I believe before if you had multiple accounts at IB, the $30 in commissions to negate the $10 data fee was calculated by totalling up all commissions in all accounts. IB recently made it so all accounts are segregated in terms of the commission total. So let's say you have 3 accounts and you do $25 a month in commissions on each, you would pay $30 in data fees.
if you do $25 a month in commissions, you shouldn't be with IB. But anyway, I agree that the interest lost is too much especially when you have cash in multiple currencies. $500/year on USD, EUR300/year on EUR...and so on... Maybe IB should put some upper limit. It's just too much...
And just for balance... To point out one of the MANY positives about Interactive Brokers... "our interst of amounts exceeding $10,000 is exceptional" Thsi is an understatement, if anything. IB actually pays interest on your short position. This is entirely voluntary... A Fair Play policy that ** costs them a lot of money **. It's almost unheard of elsewhere... Maybe something a sizable BD might negotiate with their clearing firm. On my well-hedged 7 figure portfolio... That is typically about 55-45 long/short... I get NET POSITIVE interest. Wow. Truly amazing. Kudos to IB.

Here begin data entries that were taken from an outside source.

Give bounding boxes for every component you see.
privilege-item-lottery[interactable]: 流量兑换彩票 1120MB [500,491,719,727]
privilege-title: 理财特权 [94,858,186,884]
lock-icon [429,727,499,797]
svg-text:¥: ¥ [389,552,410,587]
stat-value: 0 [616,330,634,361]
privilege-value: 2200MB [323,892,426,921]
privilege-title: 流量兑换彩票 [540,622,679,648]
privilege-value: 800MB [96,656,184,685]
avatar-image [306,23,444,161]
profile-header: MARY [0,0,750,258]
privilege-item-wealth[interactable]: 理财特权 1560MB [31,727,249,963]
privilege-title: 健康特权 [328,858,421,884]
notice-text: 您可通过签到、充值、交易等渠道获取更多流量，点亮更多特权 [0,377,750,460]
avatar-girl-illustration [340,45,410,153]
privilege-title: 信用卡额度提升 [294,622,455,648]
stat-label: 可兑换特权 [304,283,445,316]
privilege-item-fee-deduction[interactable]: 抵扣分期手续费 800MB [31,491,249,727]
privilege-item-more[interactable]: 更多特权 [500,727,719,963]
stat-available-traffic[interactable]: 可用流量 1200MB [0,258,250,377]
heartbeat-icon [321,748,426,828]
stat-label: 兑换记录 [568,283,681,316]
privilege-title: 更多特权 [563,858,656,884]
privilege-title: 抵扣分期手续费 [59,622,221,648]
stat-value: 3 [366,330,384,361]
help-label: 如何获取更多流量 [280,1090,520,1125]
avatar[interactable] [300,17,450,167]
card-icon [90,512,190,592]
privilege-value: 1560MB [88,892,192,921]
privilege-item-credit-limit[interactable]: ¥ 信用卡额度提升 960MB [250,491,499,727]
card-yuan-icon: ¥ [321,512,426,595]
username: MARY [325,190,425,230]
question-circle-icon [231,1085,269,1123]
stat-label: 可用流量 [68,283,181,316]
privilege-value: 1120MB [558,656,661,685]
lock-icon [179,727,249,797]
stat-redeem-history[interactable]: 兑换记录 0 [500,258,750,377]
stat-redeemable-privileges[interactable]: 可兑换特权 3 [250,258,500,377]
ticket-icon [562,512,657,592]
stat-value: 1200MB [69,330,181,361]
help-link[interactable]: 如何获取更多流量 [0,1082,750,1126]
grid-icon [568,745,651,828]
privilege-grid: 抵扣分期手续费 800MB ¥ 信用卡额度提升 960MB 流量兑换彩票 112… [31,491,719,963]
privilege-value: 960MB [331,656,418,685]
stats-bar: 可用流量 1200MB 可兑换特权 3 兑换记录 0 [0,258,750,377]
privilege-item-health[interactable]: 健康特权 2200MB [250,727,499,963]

I'm not an IB cheerleader, but their policies are disclosed and pretty fair. I think they just don't want small inactive accounts and their policies reflect that. To the OP, if you like IB otherwise, why not put your 10k balance in something liquid that earns interest? You'll only pay .005/share to get in and out of it. A money market CEF or ETF would be perfect. Traveler
They even can not give you a fixed fee rate for forex. Because they have the authority to decide what exchange raye to use(historic ? or soemthing else). So I can not trade forex, becasue I do not know the cost.
if u can gimme a link that states ib charges interests for runnin' profits/losses and not marginable positions i would be glad, i looked deep and cannot find any.